Two thousand years ago the people of Israel was exiled from its country and its homeland, and dispersed among the nations, over lands and continents. During the years of exile, we suffered religious persecution and anti-Semitism, and a third of our people were exterminated, incinerated in the terrible Holocaust. Today we are no longer Jews in exile wandering the globe from land to land, from diaspora to diaspora. We, my brothers and contemporaries, were born into the era when the Jews returned to their land and rebuilt it.
We appreciate Your Holiness’ contribution to condemning anti-Semitism by labeling it as a crime against God and humanity, and by the request for forgiveness for deeds carried out in the past by representatives of the Church against the Jewish people.

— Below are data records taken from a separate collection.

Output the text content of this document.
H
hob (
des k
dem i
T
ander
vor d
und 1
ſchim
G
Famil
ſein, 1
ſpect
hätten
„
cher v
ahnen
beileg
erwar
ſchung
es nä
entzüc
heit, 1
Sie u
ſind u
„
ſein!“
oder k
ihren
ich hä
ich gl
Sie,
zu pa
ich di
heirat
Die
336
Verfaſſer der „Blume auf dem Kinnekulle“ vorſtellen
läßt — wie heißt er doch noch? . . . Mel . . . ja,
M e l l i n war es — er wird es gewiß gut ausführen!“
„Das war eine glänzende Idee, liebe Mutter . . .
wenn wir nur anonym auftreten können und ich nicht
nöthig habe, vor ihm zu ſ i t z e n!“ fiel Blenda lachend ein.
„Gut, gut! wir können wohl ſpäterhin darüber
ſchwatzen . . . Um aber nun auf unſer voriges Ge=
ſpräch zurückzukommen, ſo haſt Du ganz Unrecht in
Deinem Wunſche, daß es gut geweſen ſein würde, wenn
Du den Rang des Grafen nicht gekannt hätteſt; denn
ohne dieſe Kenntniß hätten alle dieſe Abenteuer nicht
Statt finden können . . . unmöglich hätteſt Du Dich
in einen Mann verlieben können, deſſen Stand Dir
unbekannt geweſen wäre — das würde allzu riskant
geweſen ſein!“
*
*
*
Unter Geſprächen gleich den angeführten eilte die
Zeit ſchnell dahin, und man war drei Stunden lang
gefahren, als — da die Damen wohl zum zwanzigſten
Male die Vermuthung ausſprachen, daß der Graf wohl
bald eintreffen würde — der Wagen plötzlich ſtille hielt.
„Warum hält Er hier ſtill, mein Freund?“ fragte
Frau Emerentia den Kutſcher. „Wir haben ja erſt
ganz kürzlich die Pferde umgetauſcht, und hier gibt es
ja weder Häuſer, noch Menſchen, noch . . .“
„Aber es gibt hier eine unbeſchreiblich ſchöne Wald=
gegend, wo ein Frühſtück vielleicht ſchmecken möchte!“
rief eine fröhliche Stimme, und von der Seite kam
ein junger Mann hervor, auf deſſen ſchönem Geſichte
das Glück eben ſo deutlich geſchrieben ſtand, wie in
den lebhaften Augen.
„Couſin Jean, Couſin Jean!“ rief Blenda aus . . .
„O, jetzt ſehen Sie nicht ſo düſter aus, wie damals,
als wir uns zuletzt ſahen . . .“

As you have noted, we must act together to fight the plague of racism and anti-Semitism all over the world.
We are mindful of the new emphasis in Catholic religious teaching that calls for acknowledging the Jewish roots of Christianity and recognizing the Jewish people as it defines itself.
Therefore, it is important for the men and women in the Church to also become familiar with the modern Israeli reality, the State of Israel, as the spiritual center of the Jewish people, where Jews, Moslems, Christians, together with people of other faiths live together in peace and harmony.
From its inception, the State of Israel has guaranteed freedom of religion and freedom of access to holy sites to all peoples, and you will certainly see the evidence of this, Your Holiness, throughout your visit in Israel.
The State of Israel is presently in the midst of a peace process that is exciting and encouraging. Throughout the more than one hundred years of Zionist achievement, we have hoped for this peace and we have made great efforts to achieve it.
From the very outset, our hand has been outstretched in peace to our Arab neighbors. We eagerly await this peace, dream of it, pray for it. It appears in every chapter of Jewish thought, as in the words of Kind David, lyric poet of Israel: "Seek peace and pursue it."
You are arriving this evening in Jerusalem, the city of peace, the capital of the State of Israel, the heart of the Jewish world, which is also a holy site for Christianity and Islam. In the words of the prophet Isaiah: "And many people shall go and say, Come and let us go up to the mountain of the Lord, to the house of the God of Jacob, and He will teach us of His ways and we will walk in His paths. For out of Zion will go forth the law and the word of the Lord from Jerusalem."
Jerusalem has been the heart of the Jewish people throughout all the generations; it is what gives us our spiritual power. Jerusalem is the city of eternity, a city that has been reunified. It is the city of the judges of Israel, the kings of Israel, and the prophets of Israel, the capital and source of pride of the State of Israel.
The government of Israel and the people of Israel have done a great deal to guarantee your pilgrimage to the sites holy to you, in the best tradition of hospitality of our forefather Abraham, and in the finest of that same tradition of commitment to freedom of religion and freedom of access to the holy sites to peoples of all religions, be it those who live among us or those who come to us from other places for this purpose.
We wish you many more years of good health.
We welcome you here, Your Holiness, John Paul II.